L’excès, et cetera de Michel Surya aux éditions L’Extrême contemporain est le premier livre en vers de cet auteur marquant, notamment par ses récits, et bien entendu par ses essais, tels Georges Bataille, la mort à l’œuvre qu’on n’aura jamais fini de relire ; L’autre Blanchot – L’écriture de jour, l’écriture de nuit ; ou les Matériologies. L’excès, et cetera est, nous dit-on, une ritournelle en deux mouvements. Le premier : Vers. Le deuxième : Envers. Chaque poème (chaque séquence) s’achève sur : [et cetera]. Il y en a 33 (22 + 11). Dans le premier mouvement, chacun est introduit par : [une date, suivie d’un nombre] – de [54, I] à [54, XI] en passant par [54, II à X ; 82, I à VIII ; 09 I et II ; 82, IX]. Comme il est question de « la mise au monde d’un nouveau-né », je remarque que Michel Surya est né en 1954. Mais en ce qui concerne les nombres 82 et 09, j’ignore à quoi ils renvoient, et peu importe, car ce qui entraîne est de l’ordre du rythme – et du son : bruits de langue, faisant revenir certains mots qui ne peuvent être pris à la légère. [54, IV – fragment] : « […] /…sitôt enfant / sitôt toi soit / : à l’état de foutre pas encore assez défoutré / dégrossi / (résultat : ni plus ni moins né) / (pire plus tard : fait homme) / comment en cet état de ni encore ni assez (c’est selon) / prendre le parti de délivrer autrui de toi / au lieu de te délivrer toi d’autrui / dilemme de qui est mi- mal- mort- / : né l’a été l’est le sera de tout temps / monstre toi d’abord & à n’en pas douter / monstruosité le reste & pour faire bonne figure / & avoir un peu du reste à toi / […] » Comme j’ai parlé de montage, il nous faut maintenant extraire trois autres fragments – le premier dans Envers : 2. « hospitalisé une fois plus tard il écrira / mille & un mots mais illisibles / soit ce qu’il voulait & / : écrire & / : qu’on ne le lût pas ni / : lui-même se relire surtout / qu’on ne le lût plus ni lui se lise / qu’on ne l’entendit pas ni lui s’entende / d’aucune façon dans un cas comme dans l’autre / idiot à la puissance deux / doublant la puissance qu’il aurait eu de l’être / de celle de ne pas moins rendre autrui aussi / : idiot / [et cetera] »

Le deuxième sur le rabat – appât plutôt qu’explication : « Mise au monde […] d’un ­sujet parlant, s’auto-enfantant et contre tout ce qui s’y oppose, au moyen de la ­parole. Parole excédentaire qui ­s’effondre et s’affirme tout au long du poème, se heur­tant à une musicalité abrupte, à une douceur déconcertante aussi. ­Excès à son tour retourné, ressaisi à même la langue – l’expérience traumatique échouant à rendre muet. » L’Extrême contemporain est une collection, fondée en 1988 chez Belin par Michel Deguy, dont certains auteurs, certaines autrices (Petr Král, Paul Celan, Martine Broda, Jerome Rothenberg…, sans parler d’Emily Dickinson ou d’Eschyle) devraient être en bonne place dans toute bibliothèque ouverte aux choses de la « po&sie ». Deguy nous manque et il est heureux que sa collection ait été relancée en son absence, devenant de plus maison d’édition à laquelle on souhaite bonne chance.
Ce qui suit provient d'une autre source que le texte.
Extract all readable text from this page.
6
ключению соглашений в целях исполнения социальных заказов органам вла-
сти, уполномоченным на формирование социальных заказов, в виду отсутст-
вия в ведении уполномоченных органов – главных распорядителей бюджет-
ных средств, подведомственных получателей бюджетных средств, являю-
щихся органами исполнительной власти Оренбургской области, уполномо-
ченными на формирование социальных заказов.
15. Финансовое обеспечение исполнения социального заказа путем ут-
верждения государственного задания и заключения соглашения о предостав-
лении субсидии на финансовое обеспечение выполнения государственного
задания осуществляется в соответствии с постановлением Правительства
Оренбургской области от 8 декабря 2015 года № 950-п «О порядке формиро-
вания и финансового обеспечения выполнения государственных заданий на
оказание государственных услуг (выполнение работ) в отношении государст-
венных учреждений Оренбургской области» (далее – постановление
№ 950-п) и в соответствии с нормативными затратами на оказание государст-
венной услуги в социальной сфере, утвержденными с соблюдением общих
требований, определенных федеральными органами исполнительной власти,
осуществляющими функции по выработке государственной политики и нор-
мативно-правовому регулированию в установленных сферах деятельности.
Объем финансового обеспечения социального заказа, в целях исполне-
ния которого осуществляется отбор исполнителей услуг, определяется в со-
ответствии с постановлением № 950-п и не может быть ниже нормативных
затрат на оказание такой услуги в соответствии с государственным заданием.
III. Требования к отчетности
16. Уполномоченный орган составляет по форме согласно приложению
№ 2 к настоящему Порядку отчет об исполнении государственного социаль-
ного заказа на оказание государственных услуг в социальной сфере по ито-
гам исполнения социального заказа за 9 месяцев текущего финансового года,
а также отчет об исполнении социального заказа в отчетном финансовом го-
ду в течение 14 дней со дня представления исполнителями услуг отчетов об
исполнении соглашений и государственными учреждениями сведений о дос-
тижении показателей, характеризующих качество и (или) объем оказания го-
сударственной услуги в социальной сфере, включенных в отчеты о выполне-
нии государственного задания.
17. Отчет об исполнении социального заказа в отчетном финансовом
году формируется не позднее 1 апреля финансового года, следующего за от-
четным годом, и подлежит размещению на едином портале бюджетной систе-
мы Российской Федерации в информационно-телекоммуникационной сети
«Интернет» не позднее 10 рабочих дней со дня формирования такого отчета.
Le troisième et dernier, en extrayant de L’excès, et cetera quelques vers où, comme par hasard, se trouve le mot bruit : [82, V] « bas bruit bas mal basses pensées / minces sensations même / (bruit mal pensées) / paix qui sait mais pas toute pourtant / pas assez la paix pour l’être pourtant toute enfin / ladite tête forte encore mais comme distante / ou séparée / dudit corps / pensant certes mais comme hors tout & toi / – pensée ou état de pensée – / laquelle tête & tienne macère maugrée maudit / ladite douceur dudit corps en sang ni / : bruit mal pensée sensation / & parce qu’il fuit s’épanche se répand d’où / : du cœur d’à côté d’ailleurs d’où / peu importe / c’est tout toujours que tu as raté / qui t’es raté / qui rate jusqu’à te tuer / [et cetera] »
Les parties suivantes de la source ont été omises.